安倍派新リーダーは岸田総理が育てていく

安倍氏が岸田内閣となって以降も、100人弱を抱える安倍派を抱える派閥の会長となったことで、内閣に物申すキングメーカーであったことは周知のことである。

「防衛費対GDP比2%」や「積極財政」「核シェアリング」など国を二分するテーマを次々とぶち上げ、党内議論を活性化させ、自分の力を誇示し続けた。岸田総理からすると目の上のたんこぶである一方、安倍氏と率直に意見交換すれば党内の保守をまとめることができるとの安心感もあっただろう。

だが、安倍氏がいなくなったことで、次の安倍派は誰がリーダーとなるのか混沌としている。

清和会も宏池会も平成研も人数が増えては分裂するという歴史を繰り返している。かつて安倍氏は、2017年に自らの後継者として、「下村、松野、稲田」の3人の名前を挙げていたが、岸田の後は安倍といった声が安倍派に多かったように、しばらくは安倍派においても安倍一強体制が続くとみられていた。
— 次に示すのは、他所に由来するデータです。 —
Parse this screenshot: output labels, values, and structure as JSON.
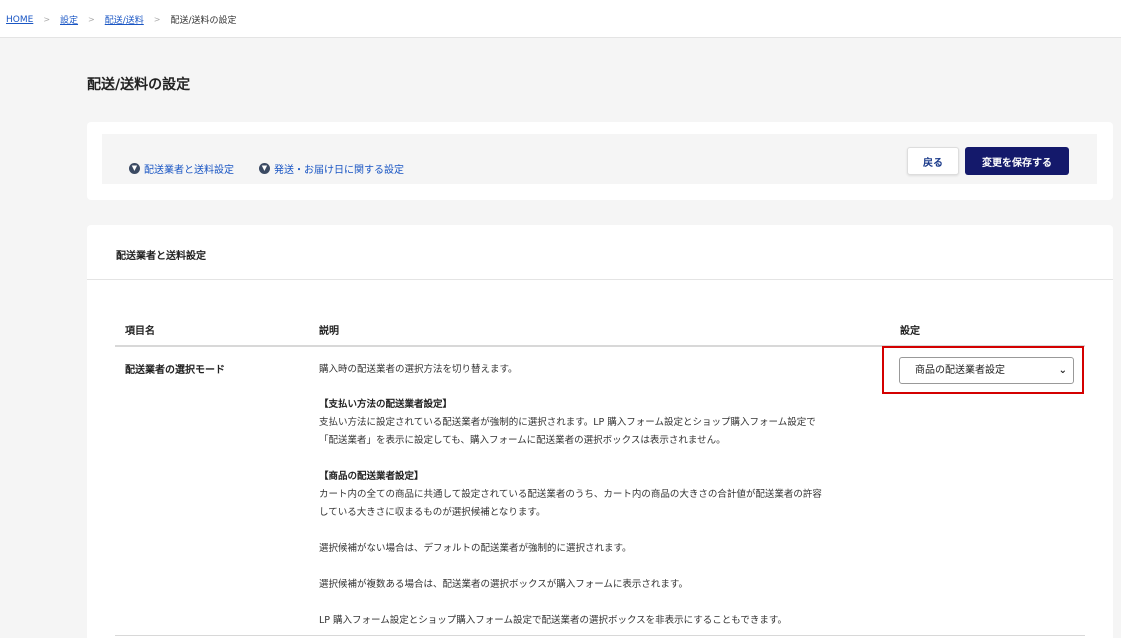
{
  "breadcrumb": {
    "home": "HOME",
    "settings": "設定",
    "shipping": "配送/送料",
    "current": "配送/送料の設定",
    "separator": ">"
  },
  "page": {
    "title": "配送/送料の設定"
  },
  "toolbar": {
    "anchor1": "配送業者と送料設定",
    "anchor2": "発送・お届け日に関する設定",
    "back_label": "戻る",
    "save_label": "変更を保存する"
  },
  "section": {
    "title": "配送業者と送料設定",
    "columns": {
      "item": "項目名",
      "description": "説明",
      "setting": "設定"
    },
    "row": {
      "label": "配送業者の選択モード",
      "description": [
        {
          "text": "購入時の配送業者の選択方法を切り替えます。",
          "bold": false
        },
        {
          "text": "【支払い方法の配送業者設定】",
          "bold": true
        },
        {
          "text": "支払い方法に設定されている配送業者が強制的に選択されます。LP 購入フォーム設定とショップ購入フォーム設定で",
          "bold": false
        },
        {
          "text": "「配送業者」を表示に設定しても、購入フォームに配送業者の選択ボックスは表示されません。",
          "bold": false
        },
        {
          "text": "【商品の配送業者設定】",
          "bold": true
        },
        {
          "text": "カート内の全ての商品に共通して設定されている配送業者のうち、カート内の商品の大きさの合計値が配送業者の許容",
          "bold": false
        },
        {
          "text": "している大きさに収まるものが選択候補となります。",
          "bold": false
        },
        {
          "text": "選択候補がない場合は、デフォルトの配送業者が強制的に選択されます。",
          "bold": false
        },
        {
          "text": "選択候補が複数ある場合は、配送業者の選択ボックスが購入フォームに表示されます。",
          "bold": false
        },
        {
          "text": "LP 購入フォーム設定とショップ購入フォーム設定で配送業者の選択ボックスを非表示にすることもできます。",
          "bold": false
        }
      ],
      "select_value": "商品の配送業者設定"
    }
  },
  "colors": {
    "accent": "#14196b",
    "link": "#1a56c4",
    "highlight": "#d40000"
  }
}
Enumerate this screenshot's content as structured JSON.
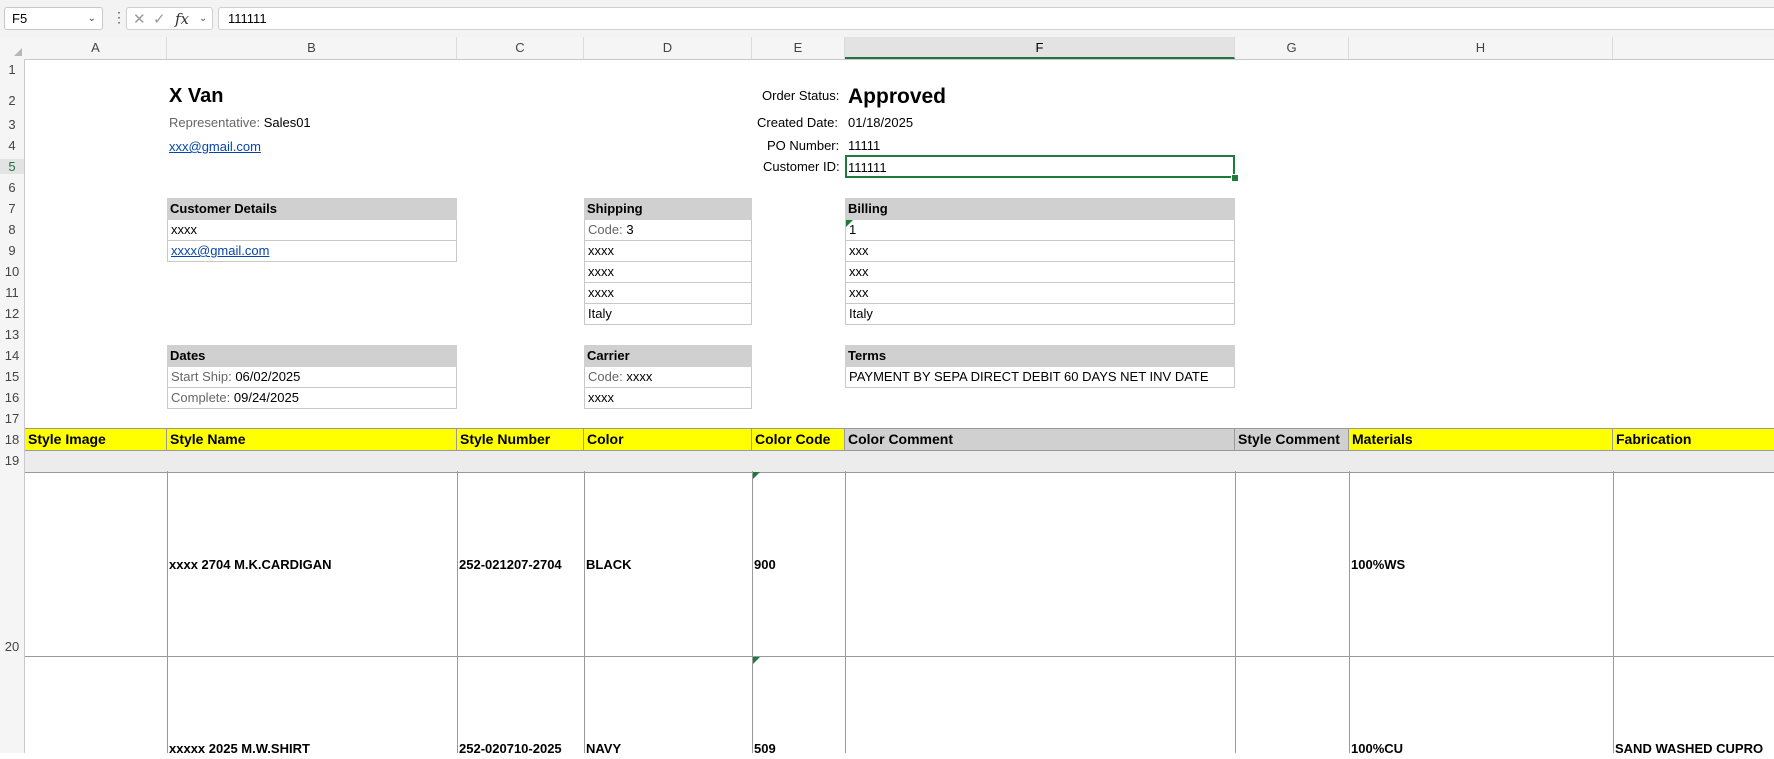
{
  "formula_bar": {
    "name_box": "F5",
    "formula_value": "111111"
  },
  "columns": [
    "A",
    "B",
    "C",
    "D",
    "E",
    "F",
    "G",
    "H"
  ],
  "rows": [
    "1",
    "2",
    "3",
    "4",
    "5",
    "6",
    "7",
    "8",
    "9",
    "10",
    "11",
    "12",
    "13",
    "14",
    "15",
    "16",
    "17",
    "18",
    "19",
    "20"
  ],
  "header": {
    "company": "X Van",
    "rep_label": "Representative:",
    "rep_value": "Sales01",
    "email": "xxx@gmail.com",
    "order_status_label": "Order Status:",
    "order_status_value": "Approved",
    "created_date_label": "Created Date:",
    "created_date_value": "01/18/2025",
    "po_label": "PO Number:",
    "po_value": "11111",
    "customer_id_label": "Customer ID:",
    "customer_id_value": "111111"
  },
  "customer_details": {
    "title": "Customer Details",
    "name": "xxxx",
    "email": "xxxx@gmail.com"
  },
  "shipping": {
    "title": "Shipping",
    "code_label": "Code:",
    "code_value": "3",
    "lines": [
      "xxxx",
      "xxxx",
      "xxxx",
      "Italy"
    ]
  },
  "billing": {
    "title": "Billing",
    "lines": [
      "1",
      "xxx",
      "xxx",
      "xxx",
      "Italy"
    ]
  },
  "dates": {
    "title": "Dates",
    "start_label": "Start Ship:",
    "start_value": "06/02/2025",
    "complete_label": "Complete:",
    "complete_value": "09/24/2025"
  },
  "carrier": {
    "title": "Carrier",
    "code_label": "Code:",
    "code_value": "xxxx",
    "line": "xxxx"
  },
  "terms": {
    "title": "Terms",
    "value": "PAYMENT BY SEPA DIRECT DEBIT 60 DAYS NET INV DATE"
  },
  "table": {
    "headers": [
      "Style Image",
      "Style Name",
      "Style Number",
      "Color",
      "Color Code",
      "Color Comment",
      "Style Comment",
      "Materials",
      "Fabrication"
    ],
    "rows": [
      [
        "",
        "xxxx 2704 M.K.CARDIGAN",
        "252-021207-2704",
        "BLACK",
        "900",
        "",
        "",
        "100%WS",
        ""
      ],
      [
        "",
        "xxxxx 2025 M.W.SHIRT",
        "252-020710-2025",
        "NAVY",
        "509",
        "",
        "",
        "100%CU",
        "SAND WASHED CUPRO"
      ]
    ]
  }
}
今回の人事は、忠実に安倍氏の意向を反映させ、いまだ、安倍派にも影響力を持つ森喜朗氏の意向にも沿う形となっている。安倍氏は、2021年ごろから、稲田氏のLGBT推進や選択制夫婦別姓の議論に対し、「彼女は変わってしまった」として距離を置くようになったという。一方で、西村康稔氏や萩生田氏を高く評価し、派内でも後継者の一人として目されていくようになる。そのため、岸田総理もそうした背景を理解した上で人事に挑んだ感がある。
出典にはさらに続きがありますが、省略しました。